J’éprouve le besoin en cette rentrée de repréciser mon programme de travail. Ce programme j’ai fait l’effort de l’exposer dans un livre. Aussi, c’est naturellement que j’en reprends ci-dessous la dimension programmatique général.
Je renvoie, donc, à mon ouvrage « Hippocoaching: le cheval coach, quand le corps parle » pour un développement précis, conséquent, argumenté et pratique de l’introduction que je reprends ci-dessous.
Mais quelques mots sur le titre qui s’avère, in fine, en contradiction avec ce que je veux dire. En effet, le cheval n’est pas coach, ne peut pas ontologiquement être coach. C’est d’ailleurs ce que je tente en permanence de dénoncer.
Pour qu’il y ait coaching il faut un être parlant pour donner du sens dans une relation tierce. Alors, pan sur le bec du canard, j’ai voulu faire « marketing » et je me suis pris les pieds dans le tapis.
Voilà, j’ai fait ma contrition….
Préface:
L’idée de m’expliquer sur ma pratique dans un livre est née, voici quelques années, à la suite d’une conversation avec un écuyer de talent sur la disparition de la « belle » équitation au profit des formes vides et standardisées issues des pédagogies et des techniques fédérales.
« Ils veulent tous savoir sans apprendre » me dit-il alors et la pertinence de cette phrase m’interpelle encore.
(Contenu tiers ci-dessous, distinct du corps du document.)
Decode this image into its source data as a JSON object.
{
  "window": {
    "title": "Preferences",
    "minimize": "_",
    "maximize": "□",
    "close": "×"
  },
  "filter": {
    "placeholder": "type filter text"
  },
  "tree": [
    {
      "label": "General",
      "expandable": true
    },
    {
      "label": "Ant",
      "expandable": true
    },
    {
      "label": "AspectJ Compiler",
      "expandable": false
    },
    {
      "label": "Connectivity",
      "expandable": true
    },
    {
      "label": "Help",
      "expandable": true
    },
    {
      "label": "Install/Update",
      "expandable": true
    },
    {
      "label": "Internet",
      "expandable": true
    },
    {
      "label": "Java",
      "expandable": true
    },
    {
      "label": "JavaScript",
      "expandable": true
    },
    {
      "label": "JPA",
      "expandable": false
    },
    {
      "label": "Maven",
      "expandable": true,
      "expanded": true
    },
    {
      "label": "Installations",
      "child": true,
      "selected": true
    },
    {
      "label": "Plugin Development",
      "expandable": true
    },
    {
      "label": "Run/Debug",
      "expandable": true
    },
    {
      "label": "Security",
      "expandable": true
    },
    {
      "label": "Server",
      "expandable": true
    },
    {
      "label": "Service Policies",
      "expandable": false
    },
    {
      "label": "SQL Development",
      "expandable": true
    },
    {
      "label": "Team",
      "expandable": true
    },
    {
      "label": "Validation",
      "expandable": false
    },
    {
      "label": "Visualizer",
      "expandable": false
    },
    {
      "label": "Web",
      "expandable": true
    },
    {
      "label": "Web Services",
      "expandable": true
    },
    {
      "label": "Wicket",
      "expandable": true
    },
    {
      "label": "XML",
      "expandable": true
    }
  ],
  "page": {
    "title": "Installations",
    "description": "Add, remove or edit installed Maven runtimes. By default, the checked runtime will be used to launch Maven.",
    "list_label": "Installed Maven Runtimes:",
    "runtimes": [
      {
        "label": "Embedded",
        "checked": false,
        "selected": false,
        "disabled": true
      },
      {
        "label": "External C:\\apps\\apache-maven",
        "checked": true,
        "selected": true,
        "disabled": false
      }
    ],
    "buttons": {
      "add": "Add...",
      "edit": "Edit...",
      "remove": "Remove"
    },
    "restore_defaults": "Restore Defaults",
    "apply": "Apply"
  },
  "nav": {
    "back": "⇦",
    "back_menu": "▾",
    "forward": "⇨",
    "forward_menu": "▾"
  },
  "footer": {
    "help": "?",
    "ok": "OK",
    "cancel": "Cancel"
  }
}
Au fond cela rejoint mon expérience de professeur d’Aïkido et de ces élèves qui viennent me demander en combien temps ils pourront être ceinture noire : 3 ans répond la fédération sans vergogne et la durée de l’examen sera de 12 min (sic) avec cette liste exhaustive de mouvements (resic) !
Il ne fait aucun doute qu’à la vue de ce qui se pratique aujourd’hui, je n’aurais jamais ressenti cet étonnement, ce choc à la vue d’une démonstration de Maître Noro à la salle Pleyel en 1967, et encore moins commencé l’Aïkido. À mes débuts, seul un engagement sincère comptait. Il n’était même pas question de se déclarer candidat à la ceinture noire. Le Maître, s’il vous en jugeait capable, à la fin d’une journée de stage, vous testait pendant une heure, jusqu’à épuisement !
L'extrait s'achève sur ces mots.